Les causes de ce drame sont humaines, rappelle l’ONG. Il s’agit de :
1/ « la déforestation et la conversion de la nature en terres agricoles » ;
2/ « la surexploitation des forêts et des terres » ;
3/  « le commerce des espèces sauvages ».

Quant au dérèglement climatique, lui aussi d’origine humaine, il agit comme un amplificateur de cet effondrement.

Où trouver les rapports de l’IPBES, et que nous disent-ils ?

L’IPBES rend publics l’essentiel de ses travaux sur son site web. Les rapports d’évaluation, baptisés « Assessment Reports », sont les plus connus et les plus lus. Ils compilent et synthétisent des milliers d’études scientifiques et de savoirs autochtones, offrant un regard précis et d’ensemble sur les problématiques de biodiversité.
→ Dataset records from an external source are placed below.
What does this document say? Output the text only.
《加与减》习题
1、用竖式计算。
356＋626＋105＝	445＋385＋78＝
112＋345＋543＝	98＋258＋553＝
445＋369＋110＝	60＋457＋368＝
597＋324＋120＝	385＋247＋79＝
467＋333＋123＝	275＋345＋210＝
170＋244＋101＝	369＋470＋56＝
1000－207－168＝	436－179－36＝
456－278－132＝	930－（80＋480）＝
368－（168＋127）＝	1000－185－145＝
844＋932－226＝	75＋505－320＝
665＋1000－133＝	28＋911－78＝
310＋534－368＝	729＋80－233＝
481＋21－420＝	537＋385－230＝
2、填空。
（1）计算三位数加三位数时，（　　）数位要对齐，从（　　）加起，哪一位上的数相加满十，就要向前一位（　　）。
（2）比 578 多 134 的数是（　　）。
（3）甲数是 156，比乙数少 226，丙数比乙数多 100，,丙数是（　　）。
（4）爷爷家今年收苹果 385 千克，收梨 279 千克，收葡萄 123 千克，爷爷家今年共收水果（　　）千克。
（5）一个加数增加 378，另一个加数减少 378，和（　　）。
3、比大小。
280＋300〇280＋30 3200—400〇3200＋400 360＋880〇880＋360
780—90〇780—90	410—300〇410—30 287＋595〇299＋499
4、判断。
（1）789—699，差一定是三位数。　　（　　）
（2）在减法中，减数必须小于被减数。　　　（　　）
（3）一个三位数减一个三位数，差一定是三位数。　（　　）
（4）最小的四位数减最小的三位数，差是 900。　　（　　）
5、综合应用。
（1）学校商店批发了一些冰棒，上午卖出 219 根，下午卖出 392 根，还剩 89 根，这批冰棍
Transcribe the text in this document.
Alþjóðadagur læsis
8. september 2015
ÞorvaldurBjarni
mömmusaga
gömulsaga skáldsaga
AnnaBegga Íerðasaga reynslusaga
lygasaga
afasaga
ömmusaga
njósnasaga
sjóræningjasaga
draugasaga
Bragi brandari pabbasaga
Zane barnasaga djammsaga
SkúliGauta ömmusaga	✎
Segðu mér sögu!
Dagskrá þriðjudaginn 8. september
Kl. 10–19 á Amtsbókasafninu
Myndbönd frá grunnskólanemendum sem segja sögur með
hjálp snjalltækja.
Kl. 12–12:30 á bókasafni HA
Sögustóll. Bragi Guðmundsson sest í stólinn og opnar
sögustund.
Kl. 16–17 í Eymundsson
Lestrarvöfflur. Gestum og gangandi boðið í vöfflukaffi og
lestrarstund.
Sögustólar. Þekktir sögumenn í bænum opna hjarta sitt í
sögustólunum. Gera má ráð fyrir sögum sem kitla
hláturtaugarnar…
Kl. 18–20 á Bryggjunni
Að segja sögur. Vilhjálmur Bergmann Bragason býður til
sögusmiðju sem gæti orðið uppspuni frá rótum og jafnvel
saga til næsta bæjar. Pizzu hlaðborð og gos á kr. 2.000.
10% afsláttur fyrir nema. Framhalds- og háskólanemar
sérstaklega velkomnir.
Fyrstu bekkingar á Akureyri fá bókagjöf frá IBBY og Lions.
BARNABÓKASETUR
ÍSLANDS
L’IPBES a publié son tout premier rapport en 2016. Le document, qui s’intéresse aux enjeux de la pollinisation, avait à l’époque marqué les esprits et demeure une référence en la matière.
Résultat du travail de 77 experts internationaux pendant deux ans, « Pollinisateurs, pollinisation et production alimentaire », s’appuie sur 3 000 articles scientifiques et sur des connaissances locales récoltées dans près de 60 territoires partout dans le monde.

Parmi ses principaux messages :

- « La pollinisation animale joue un rôle vital en tant que service écosystémique de régulation dans la nature. Près de 90 % des plantes sauvages à fleurs en dépendent. »
- « 5 à 8 % de la production agricole mondiale, représentant une valeur marchande annuelle de 235 à 577 milliards de dollars, est directement attribuable à la pollinisation animale. »
- « Les produits alimentaires qui dépendent des pollinisateurs contribuent pour beaucoup à une alimentation humaine saine et à une bonne nutrition ».


Depuis 2016, l’IPBES a aussi publié un rapport thématique sur la dégradation des terres ; un rapport d’évaluation mondial sur la biodiversité et les services écosystémiques ; ou encore des rapports régionaux.

En juillet 2022, l’IPBES a rendu publiques de nouvelles évaluations, dont l’une, très remarquée, sur « l’utilisation durable des espèces sauvages ». On y découvre que les humains utilisent plus de 50 000 espèces sauvages pour s’alimenter, se soigner, s’habiller ou se loger. Pour une grande partie de l’humanité, c’est même une question de survie : 1 Terrienne •sur cinq dépend directement des espèces sauvages pour vivre (revenu et alimentation).

Comme le GIEC, les travaux de l’IPBES servent de base de travail lors des COP Biodiversité.